Universität Bayreuth: Humboldt-Stipendiat erforscht westafrik. Arbeitswelt
Arbeitswelt und Lebenszyklen in Westafrika
Wie stark greifen neue Technologien und organisatorische Strukturen der Arbeitswelt in die Lebenswege der Menschen ein, und wie beeinflussen sie die Beziehungen innerhalb der Familie und zwischen den Generationen? Lassen sich die eigene berufliche Laufbahn und das eigene Leben überhaupt noch verlässlich planen? Mit diesen Fragen sieht sich eine wachsende Zahl von Menschen in Westafrika konfrontiert, wo sich traditionelle Rahmenbedingungen des Lebens und Arbeitens allmählich auflösen und gewohnte Strukturen keine Sicherheit mehr bieten.
An der Universität Bayreuth erforscht Prof. Dr. Isaïe Dougnon die Konsequenzen, die sich daraus für die Menschen in seiner Heimat Mali ergeben. Er ist Professor für Anthropologie in der malischen Hauptstadt Bamako und als Stipendiat der Alexander von Humboldt-Stiftung nach Bayreuth gekommen, um hier eine neue Monographie über ‚Lebenszyklen, Karrieren und Rituale in der modernen malischen Arbeitswelt‘ fertigzustellen.

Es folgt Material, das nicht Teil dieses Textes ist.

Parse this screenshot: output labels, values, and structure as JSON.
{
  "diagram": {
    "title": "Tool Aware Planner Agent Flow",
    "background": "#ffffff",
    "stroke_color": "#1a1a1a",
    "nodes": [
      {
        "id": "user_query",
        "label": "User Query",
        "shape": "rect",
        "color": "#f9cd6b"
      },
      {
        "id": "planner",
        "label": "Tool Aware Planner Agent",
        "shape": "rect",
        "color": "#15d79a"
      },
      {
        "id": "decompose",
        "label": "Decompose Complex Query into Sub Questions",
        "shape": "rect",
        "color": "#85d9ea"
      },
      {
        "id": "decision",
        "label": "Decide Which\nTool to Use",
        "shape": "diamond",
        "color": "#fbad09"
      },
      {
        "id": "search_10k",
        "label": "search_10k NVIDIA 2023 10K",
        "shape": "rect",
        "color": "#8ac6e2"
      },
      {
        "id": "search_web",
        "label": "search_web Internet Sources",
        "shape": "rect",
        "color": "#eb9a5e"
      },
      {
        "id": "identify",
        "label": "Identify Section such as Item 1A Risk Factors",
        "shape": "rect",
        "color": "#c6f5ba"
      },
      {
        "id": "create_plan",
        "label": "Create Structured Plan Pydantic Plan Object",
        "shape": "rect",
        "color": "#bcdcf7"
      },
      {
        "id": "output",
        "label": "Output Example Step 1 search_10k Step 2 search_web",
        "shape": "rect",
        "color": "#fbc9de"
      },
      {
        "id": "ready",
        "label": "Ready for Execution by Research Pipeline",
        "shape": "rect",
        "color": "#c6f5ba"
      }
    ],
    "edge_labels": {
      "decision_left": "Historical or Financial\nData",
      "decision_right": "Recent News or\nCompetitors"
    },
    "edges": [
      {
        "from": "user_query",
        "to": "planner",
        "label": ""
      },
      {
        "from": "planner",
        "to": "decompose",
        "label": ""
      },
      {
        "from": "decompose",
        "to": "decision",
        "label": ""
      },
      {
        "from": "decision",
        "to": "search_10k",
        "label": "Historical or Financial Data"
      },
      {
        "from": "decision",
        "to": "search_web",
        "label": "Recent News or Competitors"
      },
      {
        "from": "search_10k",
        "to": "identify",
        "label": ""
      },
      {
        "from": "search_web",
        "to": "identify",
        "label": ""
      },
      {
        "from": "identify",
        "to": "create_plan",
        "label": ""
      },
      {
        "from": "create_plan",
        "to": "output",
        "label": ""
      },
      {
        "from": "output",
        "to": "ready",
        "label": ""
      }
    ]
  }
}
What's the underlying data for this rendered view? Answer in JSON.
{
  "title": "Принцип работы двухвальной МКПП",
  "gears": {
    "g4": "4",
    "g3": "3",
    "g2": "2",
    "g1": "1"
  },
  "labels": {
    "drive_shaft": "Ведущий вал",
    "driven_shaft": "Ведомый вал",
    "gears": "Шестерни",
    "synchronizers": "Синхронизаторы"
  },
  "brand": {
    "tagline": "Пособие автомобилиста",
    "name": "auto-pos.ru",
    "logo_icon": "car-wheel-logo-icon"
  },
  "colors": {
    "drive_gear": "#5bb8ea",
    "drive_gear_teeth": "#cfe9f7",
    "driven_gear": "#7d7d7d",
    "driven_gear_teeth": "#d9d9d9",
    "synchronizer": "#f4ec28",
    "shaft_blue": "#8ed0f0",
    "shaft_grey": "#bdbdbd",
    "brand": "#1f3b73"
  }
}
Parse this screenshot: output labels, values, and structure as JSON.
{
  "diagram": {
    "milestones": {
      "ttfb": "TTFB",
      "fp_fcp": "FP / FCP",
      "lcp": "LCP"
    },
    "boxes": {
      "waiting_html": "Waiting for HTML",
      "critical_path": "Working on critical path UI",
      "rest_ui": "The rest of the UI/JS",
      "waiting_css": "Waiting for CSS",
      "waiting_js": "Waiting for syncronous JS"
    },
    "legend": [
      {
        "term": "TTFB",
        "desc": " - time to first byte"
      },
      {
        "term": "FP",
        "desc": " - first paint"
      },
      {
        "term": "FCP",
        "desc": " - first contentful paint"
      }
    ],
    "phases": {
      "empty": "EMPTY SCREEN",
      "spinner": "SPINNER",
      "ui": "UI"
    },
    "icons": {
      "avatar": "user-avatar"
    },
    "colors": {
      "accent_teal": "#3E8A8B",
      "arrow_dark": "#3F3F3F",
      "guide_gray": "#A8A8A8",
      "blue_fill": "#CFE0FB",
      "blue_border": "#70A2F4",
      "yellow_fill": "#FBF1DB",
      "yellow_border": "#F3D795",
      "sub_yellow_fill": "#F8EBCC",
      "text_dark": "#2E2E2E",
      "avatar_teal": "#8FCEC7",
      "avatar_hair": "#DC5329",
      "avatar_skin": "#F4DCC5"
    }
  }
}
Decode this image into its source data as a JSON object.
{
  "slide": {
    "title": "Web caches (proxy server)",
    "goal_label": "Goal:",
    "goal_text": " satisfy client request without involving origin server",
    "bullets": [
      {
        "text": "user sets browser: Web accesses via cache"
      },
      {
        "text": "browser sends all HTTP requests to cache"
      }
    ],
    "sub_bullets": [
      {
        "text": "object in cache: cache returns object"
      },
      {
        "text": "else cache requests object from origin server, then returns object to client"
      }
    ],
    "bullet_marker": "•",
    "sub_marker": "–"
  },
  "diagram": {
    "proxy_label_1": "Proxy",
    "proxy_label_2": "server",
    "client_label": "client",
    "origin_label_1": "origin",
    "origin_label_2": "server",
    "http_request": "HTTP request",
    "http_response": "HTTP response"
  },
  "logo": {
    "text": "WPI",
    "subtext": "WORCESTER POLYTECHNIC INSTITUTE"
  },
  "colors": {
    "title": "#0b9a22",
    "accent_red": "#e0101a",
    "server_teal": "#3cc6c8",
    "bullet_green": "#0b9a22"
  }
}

Dabei arbeitet er insbesondere mit Prof. Dr. Georg Klute zusammen, der aufgrund eigener Feldforschungen mit den sozialen Strukturen in Mali vertraut ist und vor kurzem ein Standardwerk über die Tuareg in Mali veröffentlicht hat.
„In Westafrika haben insbesondere junge Menschen keine klare Vorstellung davon, wie die Arbeitswelt aussieht, in die sie sich hineinbegeben, und welche Chancen und Risiken sie ihnen bieten wird“, erklärt Prof. Dougnon. „Die Furcht vor Arbeitslosigkeit löst ebenso Ängste aus wie die Aussicht auf ein unberechenbares Berufsleben und eine unzureichende Altersversorgung.“ Deshalb, so der malische Anthropologe, würden soziale Regeln und Rituale in manchen Bereichen der Berufswelt, insbesondere im öffentlichen Dienst, an Bedeutung gewinnen – sei es dass sie neu geschaffen oder im Rückblick auf gesellschaftliche Traditionen wiederbelebt werden. Die Rolle solcher Regeln und Rituale untersucht Prof. Dougnon insbesondere unter dem Aspekt, ob sie geeignet sind, dem eigenen ‚Lebenszyklus‘ wieder mehr Sicherheit und eine vorhersehbare Struktur zu verleihen.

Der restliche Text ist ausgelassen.